Prof. Trent Tucker motivates students to transform their ideas into real businesses through Micro-Tyco | Gordon S. Lang School of Business and Economics

Prof. Trent Tucker motivates students to transform their ideas into real businesses through Micro-Tyco

Posted on Monday, February 9th, 2015

Photo of Trent Tucker

Over the last two years, Professor Trent Tucker’s MGMT*1000 students have raised almost $20,000 for the WildHearts charity through Micro-Tyco, a business challenge that invests money made by participants into micro-loans for entrepreneurs in developing countries.

The University of Guelph was the first organization in North America to take part in Micro-Tyco and the experience has given students an opportunity to learn about what it takes to transform an idea into a successful business.

It is just one example of Tucker’s commitment to teaching students about the realities of the business world, but teaching wasn’t always his career focus. It was only after a six-month process evaluating his work as a consultant that he chose to change direction and enter academia.

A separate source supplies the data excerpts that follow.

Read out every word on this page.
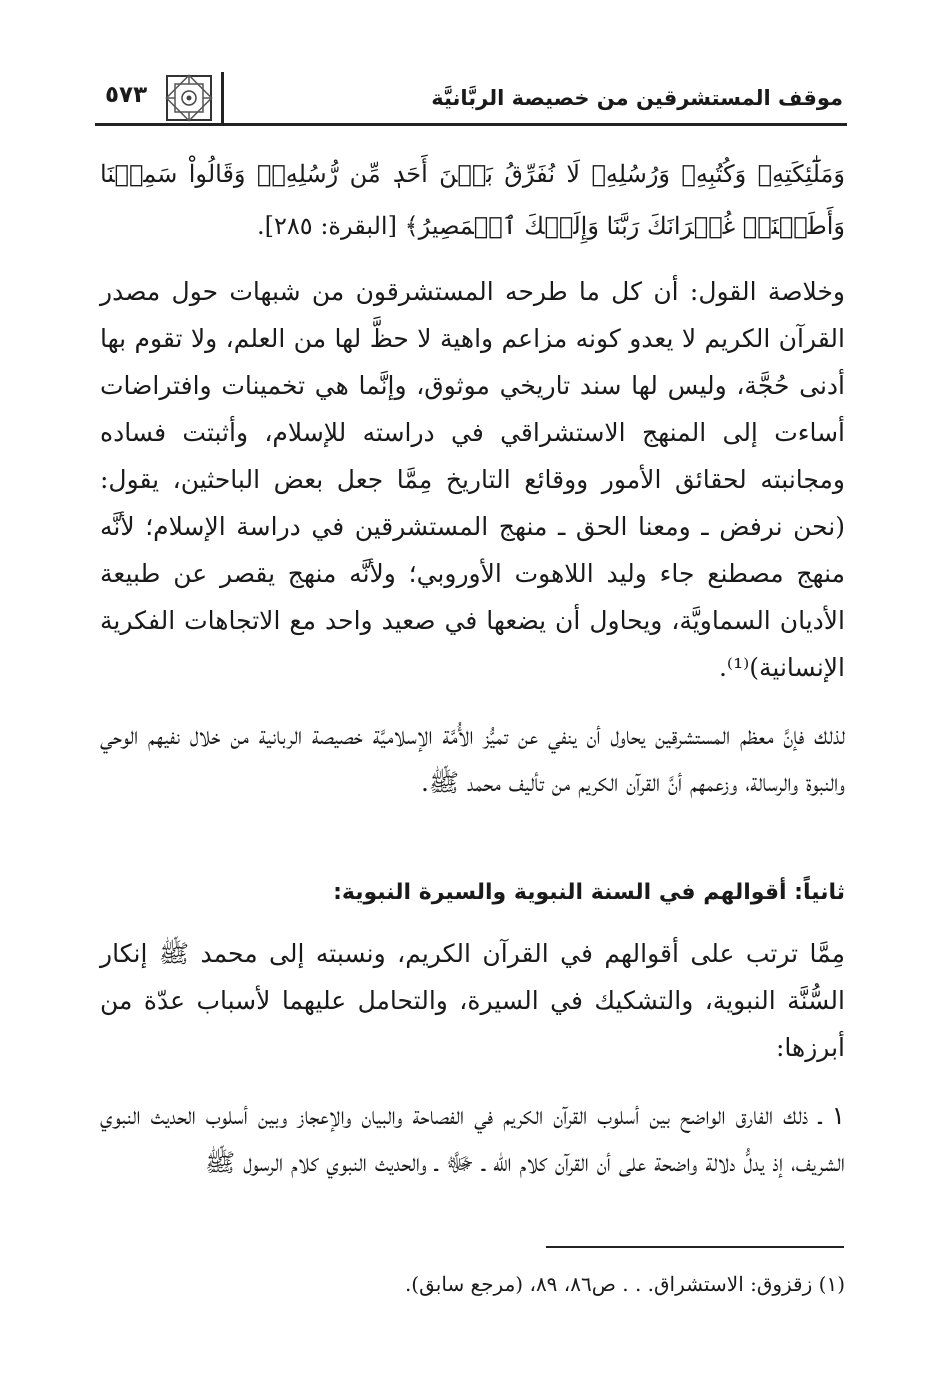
موقف المستشرقين من خصيصة الربَّانيَّة
٥٧٣
وَمَلَٰٓئِكَتِهِۦ وَكُتُبِهِۦ وَرُسُلِهِۦ لَا نُفَرِّقُ بَيۡنَ أَحَدٖ مِّن رُّسُلِهِۦۚ وَقَالُواْ سَمِعۡنَا وَأَطَعۡنَاۖ غُفۡرَانَكَ رَبَّنَا وَإِلَيۡكَ ٱلۡمَصِيرُ﴾ [البقرة: ٢٨٥].
وخلاصة القول: أن كل ما طرحه المستشرقون من شبهات حول مصدر القرآن الكريم لا يعدو كونه مزاعم واهية لا حظَّ لها من العلم، ولا تقوم بها أدنى حُجَّة، وليس لها سند تاريخي موثوق، وإنَّما هي تخمينات وافتراضات أساءت إلى المنهج الاستشراقي في دراسته للإسلام، وأثبتت فساده ومجانبته لحقائق الأمور ووقائع التاريخ مِمَّا جعل بعض الباحثين، يقول: (نحن نرفض ـ ومعنا الحق ـ منهج المستشرقين في دراسة الإسلام؛ لأنَّه منهج مصطنع جاء وليد اللاهوت الأوروبي؛ ولأنَّه منهج يقصر عن طبيعة الأديان السماويَّة، ويحاول أن يضعها في صعيد واحد مع الاتجاهات الفكرية الإنسانية)⁽¹⁾.
لذلك فإنَّ معظم المستشرقين يحاول أن ينفي عن تميُّز الأُمَّة الإسلاميَّة خصيصة الربانية من خلال نفيهم الوحي والنبوة والرسالة، وزعمهم أنَّ القرآن الكريم من تأليف محمد ﷺ.
ثانياً: أقوالهم في السنة النبوية والسيرة النبوية:
مِمَّا ترتب على أقوالهم في القرآن الكريم، ونسبته إلى محمد ﷺ إنكار السُّنَّة النبوية، والتشكيك في السيرة، والتحامل عليهما لأسباب عدّة من أبرزها:
١ ـ ذلك الفارق الواضح بين أسلوب القرآن الكريم في الفصاحة والبيان والإعجاز وبين أسلوب الحديث النبوي الشريف، إذ يدلُّ دلالة واضحة على أن القرآن كلام الله ـ ﷻ ـ والحديث النبوي كلام الرسول ﷺ
(١) زقزوق: الاستشراق. . . ص٨٦، ٨٩، (مرجع سابق).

In this Q&A, Tucker speaks to his career transition, the success of Micro-Tyco and his crowdfunding initiative to bring Lego Serious Play to U of G.

What do you find most rewarding about teaching?

I enjoy the variety and opportunities for creativity that teaching offers. Seeing student success and receiving emails from graduates telling me how my teaching has helped them - that’s the reward.

It’s hard to find another job where you can work with energetic and bright people, draw out their creativity and see what new ideas they can come up with. Everyday is different and you never know what is going to happen.

What inspired you to become a professor after working in industry?

I previously worked in Calgary as a consultant. I made good money, but I wasn’t happy with my job. I read a book called The Pathfinder by Nicholas Lore and after six months of keeping a journal of the things I did and did not enjoy about my work, I kept coming back to teaching. I took an opportunity to teach at Sheridan College in systems analysis and design. I thought the work was great and I had fun. After Sheridan, I taught at Conestoga, followed by Laurier’s business program.

It was really a big risk to leave a stable career for teaching contracts and the path to my current career certainly wasn’t linear, but it was worth it.

This is the second year MGMT*1000 has participated in Micro-Tyco. How did this idea develop?

I was looking to give students an authentic and hands-on learning experience. Micro-Tyco had all the right things: real money changing hands, success or failure was easy to identify and its charitable component aligned with our emphasis on educating leaders for sustainable world. So I sent an email to Micro-Tyco and WildHearts founder Mick Jackson, who was trekking in Guatemala with a group of Canadians at the time, and that’s how it all started.

What would you say are the biggest lessons students take from Micro-Tyco?

This challenge teaches students that they can turn a one-dollar investment into more dollars. They push themselves out of their comfort zones and gain confidence in the fact that they can make their ideas work. They also learn how to adapt to changes quickly, and build an understanding of what their target market wants.

What kind of feedback have you received?

Many thought it was going to be easy, and while it ended up being a lot more work than expected, it was also very rewarding. I think it will be interesting to see what happens in the long term. Some students talked about competing in Micro-Tyco again or continuing their business ideas after the challenge.

You recently started a crowdfunding initiative to bring Lego Serious Play into the classroom. How do you think this will benefit students?

I’ve used Lego in the classroom multiple times. I see the pedagogical advantage of building something, making it tangible and applying theoretical concepts to it. Fortune 500 companies hire Lego Serious Play consultants to come into their business and help them with things like idea generation and understanding business problems.

Employers tell us that U of G graduates are very collaborative and work well in teams. I think this would help reinforce those traits. It’s innovative, creative and hands-on.